“A prudent question is one half of wisdom” (Francis Bacon, Sr.)
Many employees have become so used to receiving instructions – their respective bosses telling them what to do – that they have stopped thinking as a result. They perform the functions, but their hearts and minds are not part of their actions. They go through the motions, process each working day as required, but don’t really feel valued or a significant part of the operation. Lethargy is one of the ensuing results.
Employees should be hired, not just for their hands and feet, but also for their hearts and minds. If company leadership can tap into the thought processes and passion of those that work for them, many new ideas will reach the planning table, discretionary effort will be willingly offered and focus will be exercised in terms of reaching the set targets. “Telling” breaks down morale and creates additional workload for managers – these managers have put themselves in a place where they have to think for everyone and be solution-providers. Replacing “telling” with effective questioning involves employees in meaningful ways and gets them contributing towards the achievement of goals. They become significantly more engaged.
Poor questioning is counter-productive, however, as these questions confuse rather than getting employees thinking in the right direction.
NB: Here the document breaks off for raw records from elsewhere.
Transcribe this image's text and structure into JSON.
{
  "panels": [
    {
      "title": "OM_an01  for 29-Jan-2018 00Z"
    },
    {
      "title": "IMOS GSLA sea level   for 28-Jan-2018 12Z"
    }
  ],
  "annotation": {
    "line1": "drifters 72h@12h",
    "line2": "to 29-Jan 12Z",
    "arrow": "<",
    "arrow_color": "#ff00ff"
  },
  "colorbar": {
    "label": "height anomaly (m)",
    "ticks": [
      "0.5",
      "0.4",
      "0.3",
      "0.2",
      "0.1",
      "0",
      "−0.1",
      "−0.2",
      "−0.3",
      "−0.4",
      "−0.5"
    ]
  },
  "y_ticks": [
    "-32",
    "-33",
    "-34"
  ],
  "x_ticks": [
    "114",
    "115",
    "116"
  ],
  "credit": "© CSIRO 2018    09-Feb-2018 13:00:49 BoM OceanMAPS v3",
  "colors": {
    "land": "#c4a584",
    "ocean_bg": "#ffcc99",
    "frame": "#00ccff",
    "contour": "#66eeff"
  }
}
When questions are vague, too complex, ambiguous or controlling, employees might question the authenticity of the manager or the intent behind the questions, perhaps starting to perceive hidden agendas or questionable motives. Questions need to have a genuine purpose, be simple, have influence without being controlling and address only one issue at a time. They need to stimulate the thinking processes and draw the best out of everyone. Good questions are specific, clear, simple and straight-forward, for example:
- What would be a sign that production is improving?
- What skillset is needed to do the job effectively?
- Where does your workload feel most manageable?
Some managers have asked me before: “What if I can’t think of my next question? I go blank and get stuck”. Julie Starr (The Coaching Manual, 2003) notes the following remedies:
- The manager has lost concentration and the thread of the conversation – be honest, declare what has happened and move on, saying: “I’m really sorry, I lost my concentration – could you please repeat what you just said?”
- The manager is genuinely distracted by another thought, idea or insight – be honest and declare what is happening, saying: “I am sorry, but I keep on thinking about what you said earlier with reference to not liking things too easy. Can we go back to that for a while? It may be worth exploring”.
- The conversation is leading no-where and seems ‘stuck’ (maybe the energy has gone out of the conversation or the conversation just feels pointless) – be honest again. Say what you are thinking or feeling, for example: “I am feeling that we are stuck now as I don’t know where our conversation is heading – is this still a useful discussion?”
Genuineness on the part of the manager goes a long way to real and meaningful engagement with the employee – all in leadership should practise constructing effective questioning techniques. Questioning is a fine art – if done well, it leads to more constructive interaction between manager and employee, real engagement and the stimulation of results-orientation at work. As Albert Einstein noted: “The important thing is to not stop questioning”.